Air Force Pararescue Jumper Mike Maroney had just returned from a devastating rescue mission in Afghanistan when he was called to New Orleans in September 2005 in the wake of Hurricane Katrina.
Maroney and his team spent seven days descending on rooftop after rooftop, rescuing stranded residents around the city, a grim task that left him wondering how many would actually survive.
One of the few bright spots was an adorable, pigtailed three-year-old girl, who greeted the soldier with a big, joyous hug after she and her family landed in his helicopter.
That hug “recharged me and gave me a little bit of a silver lining and some hope that kept me going through rough times,” Maroney, 40, now an Air Force Reservist who teaches people how to become pararescue jumpers in San Antonio, Texas, tells PEOPLE exclusively. “It couldn’t have come at a more important moment.”
Maroney, who never got the little girl or her family’s names, has been searching for her ever since – and he’s finally found her, he tells PEOPLE.
Her name is LeShay Brown, she’s now 13 years old and she lives with her family in Waveland, Mississipi. The two will reunite in New Orleans later this month.
“I can’t wait to meet her to tell her how important she is,” he says.
“In my line of work, it doesn t usually turn out happily,” he says. “This hug, this moment, was like – everybody I’ve ever saved, that was the thank you.”
The Hunt Begins
The hug soon became an iconic image of the rescue efforts in the hurricane-ravaged town, thanks to a military photographer who snapped a photo of the heartwarming moment captured when Maroney dropped them off at the New Orleans airport.
“It was everywhere, on Burger King placemats and AT&T phone cards,” Maroney told the Air Force Times, which first broke the story of his hunt for the little girl in March 2015. “A foundation for fallen rescue airmen – That Others May Live – used it on their brochures.”
While LeShay doesn’t remember the hug herself (she was too little), her mom remembers every moment of that meeting – as ironically, LeShay was comforting her as well.
“I was crying because I was scared…that was the first time I was on a helicopter, the first time I was on a plane and the first time I ever left New Orleans” Shawntrell Brown, who works at a local Dollar Store in Mississippi, tells PEOPLE.
“The helicopter had open doors, so I looked out and you could just see all the water over everything,” she says, “and it was just too much for me, so she was comforting me.”
Shawntrell, who says her three-year-old was “so smart, and always talking” knew the hug had been captured on film, but never found out what happened with it.
“They told me the picture might be in a magazine, but after all that time, I forgot about it,” she explains. She had other things on her mind.
After Maroney brought the Browns to the airport, they were transferred to Tennessee.
“We didn’t even know where we were going, but at that point, it didn t matter,” she says. “Someone was there to help us.”
Neither of them were aware of Maroney’s search until recently – which was not surprising to Maroney, who said he knew the chances of finding her were slim.
“I figured one in a trillion,” he says. “I thought it never would have happened.”
And it almost didn’t.
A Twist of Fate
Through the years, Maroney kept posting about his efforts to find the little girl on his personal Facebook and Instagram pages.

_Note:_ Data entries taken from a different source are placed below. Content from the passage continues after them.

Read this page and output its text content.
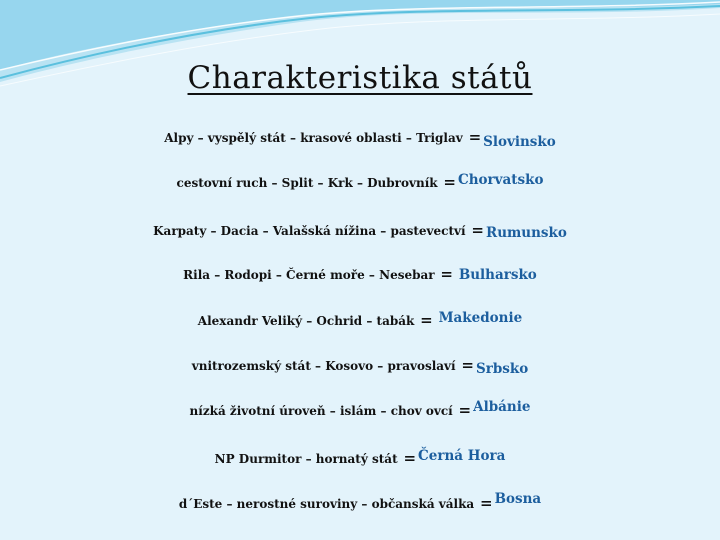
Charakteristika států
Alpy – vyspělý stát – krasové oblasti – Triglav = Slovinsko
cestovní ruch – Split – Krk – Dubrovník = Chorvatsko
Karpaty – Dacia – Valašská nížina – pastevectví = Rumunsko
Rila – Rodopi – Černé moře – Nesebar = Bulharsko
Alexandr Veliký – Ochrid – tabák = Makedonie
vnitrozemský stát – Kosovo – pravoslaví = Srbsko
nízká životní úroveň – islám – chov ovcí = Albánie
NP Durmitor – hornatý stát = Černá Hora
d´Este – nerostné suroviny – občanská válka = Bosna
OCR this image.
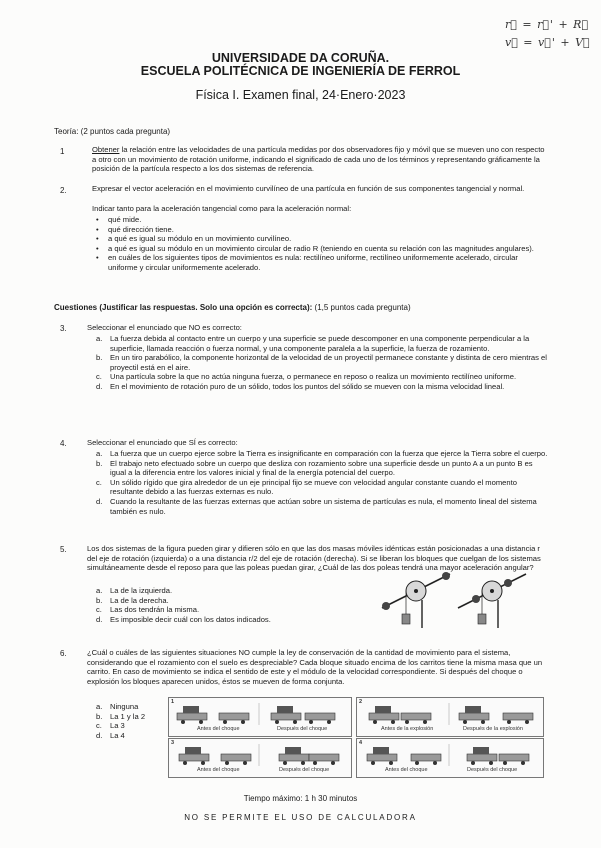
r⃗ = r⃗' + R⃗
v⃗ = v⃗' + V⃗
UNIVERSIDADE DA CORUÑA.
ESCUELA POLITÉCNICA DE INGENIERÍA DE FERROL
Física I. Examen final, 24·Enero·2023
Teoría: (2 puntos cada pregunta)
1	Obtener la relación entre las velocidades de una partícula medidas por dos observadores fijo y móvil que se mueven uno con respecto a otro con un movimiento de rotación uniforme, indicando el significado de cada uno de los términos y representando gráficamente la posición de la partícula respecto a los dos sistemas de referencia.
2.	Expresar el vector aceleración en el movimiento curvilíneo de una partícula en función de sus componentes tangencial y normal.
Indicar tanto para la aceleración tangencial como para la aceleración normal:
•	qué mide.
•	qué dirección tiene.
•	a qué es igual su módulo en un movimiento curvilíneo.
•	a qué es igual su módulo en un movimiento circular de radio R (teniendo en cuenta su relación con las magnitudes angulares).
•	en cuáles de los siguientes tipos de movimientos es nula: rectilíneo uniforme, rectilíneo uniformemente acelerado, circular uniforme y circular uniformemente acelerado.
Cuestiones (Justificar las respuestas. Solo una opción es correcta): (1,5 puntos cada pregunta)
3.	Seleccionar el enunciado que NO es correcto:
a.	La fuerza debida al contacto entre un cuerpo y una superficie se puede descomponer en una componente perpendicular a la superficie, llamada reacción o fuerza normal, y una componente paralela a la superficie, la fuerza de rozamiento.
b.	En un tiro parabólico, la componente horizontal de la velocidad de un proyectil permanece constante y distinta de cero mientras el proyectil está en el aire.
c.	Una partícula sobre la que no actúa ninguna fuerza, o permanece en reposo o realiza un movimiento rectilíneo uniforme.
d.	En el movimiento de rotación puro de un sólido, todos los puntos del sólido se mueven con la misma velocidad lineal.
4.	Seleccionar el enunciado que SÍ es correcto:
a.	La fuerza que un cuerpo ejerce sobre la Tierra es insignificante en comparación con la fuerza que ejerce la Tierra sobre el cuerpo.
b.	El trabajo neto efectuado sobre un cuerpo que desliza con rozamiento sobre una superficie desde un punto A a un punto B es igual a la diferencia entre los valores inicial y final de la energía potencial del cuerpo.
c.	Un sólido rígido que gira alrededor de un eje principal fijo se mueve con velocidad angular constante cuando el momento resultante debido a las fuerzas externas es nulo.
d.	Cuando la resultante de las fuerzas externas que actúan sobre un sistema de partículas es nula, el momento lineal del sistema también es nulo.
5.	Los dos sistemas de la figura pueden girar y difieren sólo en que las dos masas móviles idénticas están posicionadas a una distancia r del eje de rotación (izquierda) o a una distancia r/2 del eje de rotación (derecha). Si se liberan los bloques que cuelgan de los sistemas simultáneamente desde el reposo para que las poleas puedan girar, ¿Cuál de las dos poleas tendrá una mayor aceleración angular?
a.	La de la izquierda.
b.	La de la derecha.
c.	Las dos tendrán la misma.
d.	Es imposible decir cuál con los datos indicados.
6.	¿Cuál o cuáles de las siguientes situaciones NO cumple la ley de conservación de la cantidad de movimiento para el sistema, considerando que el rozamiento con el suelo es despreciable? Cada bloque situado encima de los carritos tiene la misma masa que un carrito. En caso de movimiento se indica el sentido de este y el módulo de la velocidad correspondiente. Si después del choque o explosión los bloques aparecen unidos, éstos se mueven de forma conjunta.
a.	Ninguna
b.	La 1 y la 2
c.	La 3
d.	La 4
1
Antes del choque	Después del choque
2
Antes de la explosión	Después de la explosión
3
Antes del choque	Después del choque
4
Antes del choque	Después del choque
Tiempo máximo: 1 h 30 minutos
NO SE PERMITE EL USO DE CALCULADORA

But it wasn’t until a high school student in Waterford, Michigan got involved that his search gained traction.
16-year-old Andrew Goard – whose grandfather was in the military police in Vietnam – has a fascination with pararescue jumpers and even launched an Instagram page to honor them.
After being alerted to Maroney’s search by other jumpers on his page, Goard decided to take on the cause himself “because Mike had 18 years of service and he had never really been thanked for his service,” he tells PEOPLE.
The high schooler used his page (which at the time had roughly 3,000 followers) to launch the #FindKatrinaGirl campaign in February 2015, which was then seen and written about by the Air Force Times, and picked up by hundreds of news outlets.
One of those was near where LeShay now lives – and so the #FindKatrinaGirl campaign finally made its way to the little girl herself.
“The whole neighborhood told us they saw LeShay on the news and everybody told us someone was looking for her,” Shawntrell says.
After she saw the picture herself, “I knew that it was her,” she says. “I didn t know he still remembered it, that he was that moved by her.”
She reached out to Maroney and, later this month, he will finally meet up with the little girl who started it all.
And LeShay (who plans to be a lawyer or basketball player when she grows up), is ready for the big reunion herself.
“I was excited that he was looking for me for such a long time,” she tells PEOPLE. After all, she exclaims, “I’ve barely seen any of the pictures!”